STICK THAT UP YOUR PARADIGM
Side View readers would be familiar with documentarian Errol Morris’ hatred for philosopher of science and noted ashtray hurler Thomas Kuhn, a passion so intense he wrote a whole book about it. But is Kuhn the fount of all postmodern evil?
Speaking of allegedly intelligent humans, defining what human consciousness actually means and how it works in any measurable sense is becoming less of a hypothetical and more urgent as IT systems approach what their makers claim — mostly for PR purposes — is consciousness. So advocates of different sides in one of the most intractable problems in science are trying to work out a model for measuring consciousness.
The revolt against significance: scientists and mathematicians are saying too much weight is put on the idea of what constitutes a statistically significant result and it is skewing research (if you skipped Stats 1, here’s a decent explainer). And Elon Musk’s future of transportation sucks.
FINALLY
If you’ve planned a trip to Europe, you’ve probably read at least something by Rick Steves, the all-American travel nerd whom I like a lot more after reading this profile. And Did You Know: male cats are left-handed and female cats are right-handed. Kinda (a tiny bit) like humans. And that means I can now, while maintaining my intellectual rigour and discipline, link to a cat video (as always with YouTube pet videos, make sure you put mute on first!)
thanks bernard for your weekly side view .. simply the best
The last few years of USA politics is the greatest argument against a Presidential system in Australia.

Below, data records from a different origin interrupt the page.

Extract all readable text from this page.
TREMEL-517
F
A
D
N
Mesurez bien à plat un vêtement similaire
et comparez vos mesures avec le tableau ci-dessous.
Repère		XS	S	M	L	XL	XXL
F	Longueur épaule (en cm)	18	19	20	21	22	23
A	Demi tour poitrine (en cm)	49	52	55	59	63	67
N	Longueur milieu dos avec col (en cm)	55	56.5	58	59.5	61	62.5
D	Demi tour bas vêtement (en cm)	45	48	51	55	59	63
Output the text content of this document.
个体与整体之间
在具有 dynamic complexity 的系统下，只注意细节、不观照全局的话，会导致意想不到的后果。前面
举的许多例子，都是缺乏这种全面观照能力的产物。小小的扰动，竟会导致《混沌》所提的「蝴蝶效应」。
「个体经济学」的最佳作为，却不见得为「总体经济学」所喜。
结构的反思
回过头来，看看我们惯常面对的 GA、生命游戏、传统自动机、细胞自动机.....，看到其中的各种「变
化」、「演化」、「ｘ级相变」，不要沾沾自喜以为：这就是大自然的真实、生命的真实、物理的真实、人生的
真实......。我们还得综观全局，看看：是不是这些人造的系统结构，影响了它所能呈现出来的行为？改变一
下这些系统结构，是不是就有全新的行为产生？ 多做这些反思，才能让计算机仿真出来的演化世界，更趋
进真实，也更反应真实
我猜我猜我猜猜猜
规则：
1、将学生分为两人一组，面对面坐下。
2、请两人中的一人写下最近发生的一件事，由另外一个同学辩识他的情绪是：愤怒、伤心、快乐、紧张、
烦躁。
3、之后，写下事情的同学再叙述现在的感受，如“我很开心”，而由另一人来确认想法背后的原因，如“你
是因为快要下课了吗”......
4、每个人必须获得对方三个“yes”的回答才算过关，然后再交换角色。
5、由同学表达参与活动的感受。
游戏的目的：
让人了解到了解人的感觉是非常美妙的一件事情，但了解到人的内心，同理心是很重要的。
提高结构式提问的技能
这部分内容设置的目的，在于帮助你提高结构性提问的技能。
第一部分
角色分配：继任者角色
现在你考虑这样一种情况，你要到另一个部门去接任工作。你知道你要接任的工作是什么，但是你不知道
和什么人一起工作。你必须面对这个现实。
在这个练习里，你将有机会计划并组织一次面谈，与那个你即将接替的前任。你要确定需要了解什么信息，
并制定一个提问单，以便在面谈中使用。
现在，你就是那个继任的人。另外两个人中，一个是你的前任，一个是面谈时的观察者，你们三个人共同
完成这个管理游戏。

We have the world’s best system – head of State who doesn’t live here and therefore another public servant and hanger ons we don’t have to fund or vote for. Governor General is always an Australian who is ceremonial and acts on the the elected Government’s advice.
Funnily enough, the Septics recognise that they made a really, rilly big blue in making the Prez a King, however short term. Hence they have never allowed it in their various satraps, in Latin America or elsewhere, which always adhere to the euroid system of a 2nd run-off vote. One wonders what the horrified populace of th Benighted States might have done had they had this option.
One of the Founders, Jefferson or Franklin ( I forget which, maybe both?) warned against this choice but were over ridden by the others.